Popular culture, such as films, books, games, articles, or viral media, reflects how people think about technology, society, identity, and the future. As a creative technologist, these sources can help you explore cultural expectations, provoke design ideas, or frame your concept in a larger narrative.

Analyzing popular culture is not just about referencing what is cool. It is about understanding the messages, metaphors, and values embedded in stories and how they shape how people relate to technology or change.

Starting Point

  • Choose a cultural source that relates to your project theme.
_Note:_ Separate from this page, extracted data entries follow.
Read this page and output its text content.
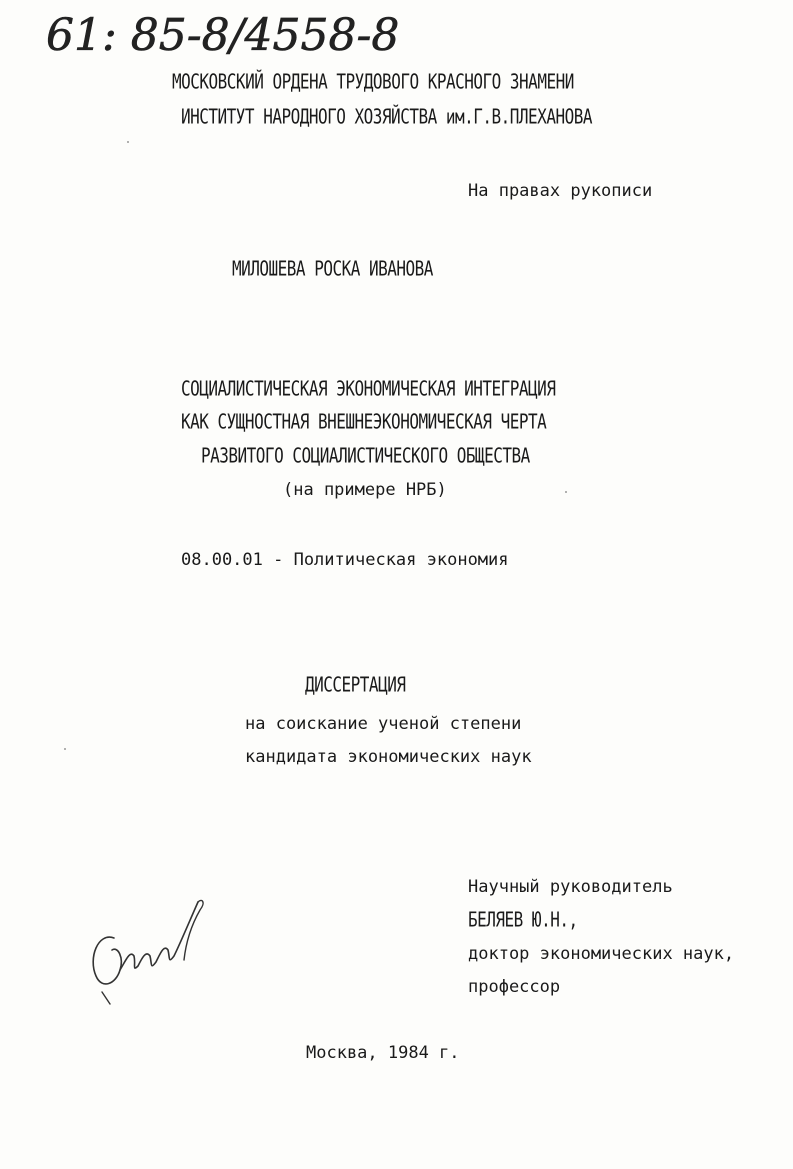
61: 85-8/4558-8
МОСКОВСКИЙ ОРДЕНА ТРУДОВОГО КРАСНОГО ЗНАМЕНИ
ИНСТИТУТ НАРОДНОГО ХОЗЯЙСТВА им.Г.В.ПЛЕХАНОВА
На правах рукописи
МИЛОШЕВА РОСКА ИВАНОВА
СОЦИАЛИСТИЧЕСКАЯ ЭКОНОМИЧЕСКАЯ ИНТЕГРАЦИЯ
КАК СУЩНОСТНАЯ ВНЕШНЕЭКОНОМИЧЕСКАЯ ЧЕРТА
РАЗВИТОГО СОЦИАЛИСТИЧЕСКОГО ОБЩЕСТВА
(на примере НРБ)
08.00.01 - Политическая экономия
ДИССЕРТАЦИЯ
на соискание ученой степени
кандидата экономических наук
Научный руководитель
БЕЛЯЕВ Ю.Н.,
доктор экономических наук,
профессор
Москва, 1984 г.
For example: science fiction about artificial intelligence, articles about surveillance tech, or games that explore digital identity.
  • Ask analytical questions like:
  • What view of technology is shown here? Is it hopeful, dystopian, invisible?
  • What roles do humans and systems play?
  • What problems or dreams are imagined?
  • Find Media analysis frameworks from humanities (e.g. narrative roles, visual metaphors, symbolism)

Key Points

  • Be selective. Do not just name a film or book. Explain what idea, value, or critique you are drawing from it.
  • Use popular culture to question assumptions. If people fear AI because of movies, how does your project respond to that?
  • Combine your analysis with user research. Do people relate to similar stories or metaphors?
  • Include your findings in your design documentation or reflection. It shows cultural awareness and critical thinking.